I think you are confusing DC resistance with impedance. A 16 ohm speaker will typically read between 7 and 12 ohms DC resistance. You should be fine using the 16 ohm speaker output.

Posted

Crap - then the Fanes are DEFINITELY 16 Ohm cones, and the EVs are 8 Ohms (says-so on the rear label, fine-print) - I have mixed cones in the same cabinet.

Posted

Just set the amp for 12 ohms and you're good to go.  Seriously, you could get away with using the 8 ohm amp output as it is generally OK to have a load with a larger impedance than the amp is expecting but not a smaller one.  Personally I would go with all 8s or all 16s, and Bloozguy is right - trust the label, not the meter.

Edited to add:  I love my Hiwatt cabinet, you will be very happy!

Posted
3 hours ago, Never2Late said:

am I good-to-go, or will a Ohm mismatch in the cab result in one pair of speakers being driven harder than the others?

Yes on both accounts... if your  "total" reading is less than an 8 ohm load you should set your amp speaker switch at 8 ohms... there's obviously going to be a mismatch however, and it depends on each speakers efficiency accounting the db differential... try it, you might like it... I always use my meter to check the impedance of a speaker because old/worn speakers will have a lower impedance reading then what listed... I have 60's, 70's & 80's 16 ohm speakers reading 10 ohms and they're not reconed... especially in the ol JBL/Altec Lansing days where lots of stuff were either reconed or incorrectly labeled/ badged from the factory

Posted

When you strap a multimeter across a speaker's leads, what you're measuring is series resistance, not impedance.
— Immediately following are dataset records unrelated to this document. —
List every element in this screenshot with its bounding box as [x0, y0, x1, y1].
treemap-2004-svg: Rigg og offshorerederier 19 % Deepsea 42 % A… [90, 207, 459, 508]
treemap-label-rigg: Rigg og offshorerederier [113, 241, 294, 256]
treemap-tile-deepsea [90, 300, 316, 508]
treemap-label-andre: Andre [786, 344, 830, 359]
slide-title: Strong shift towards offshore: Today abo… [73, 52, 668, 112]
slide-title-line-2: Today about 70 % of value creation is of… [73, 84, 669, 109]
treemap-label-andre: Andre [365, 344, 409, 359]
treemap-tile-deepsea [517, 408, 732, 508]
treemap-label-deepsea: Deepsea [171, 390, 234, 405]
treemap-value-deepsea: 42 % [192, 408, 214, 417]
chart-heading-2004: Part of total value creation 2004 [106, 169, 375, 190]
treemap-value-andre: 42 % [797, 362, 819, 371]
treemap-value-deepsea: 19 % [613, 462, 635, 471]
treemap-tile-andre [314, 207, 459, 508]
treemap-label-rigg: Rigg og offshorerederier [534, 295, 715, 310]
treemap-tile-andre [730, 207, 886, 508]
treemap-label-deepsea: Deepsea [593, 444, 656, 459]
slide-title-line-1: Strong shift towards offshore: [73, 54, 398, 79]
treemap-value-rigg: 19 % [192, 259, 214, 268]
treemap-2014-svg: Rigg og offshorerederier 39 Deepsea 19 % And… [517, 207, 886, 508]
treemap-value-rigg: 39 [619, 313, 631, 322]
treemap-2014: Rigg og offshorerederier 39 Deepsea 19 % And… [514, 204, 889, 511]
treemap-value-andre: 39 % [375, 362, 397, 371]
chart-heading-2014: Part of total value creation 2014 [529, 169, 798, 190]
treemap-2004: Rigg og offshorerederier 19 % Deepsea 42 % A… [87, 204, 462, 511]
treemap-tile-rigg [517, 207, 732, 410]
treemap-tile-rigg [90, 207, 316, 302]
A rule of thumb is that the resistance measured is roughly 2/3 of the actual impedance, so an 8 ohm speaker will typically read around 5.4 ohms. Following from that, a 16 ohm speaker should read around 10-11 ohms.

Short answer, set the impedance switch at 8 ohms. Your actual total impedance will be around 11-12 ohms and tube amps much prefer a mismatch to the high side than to the low side.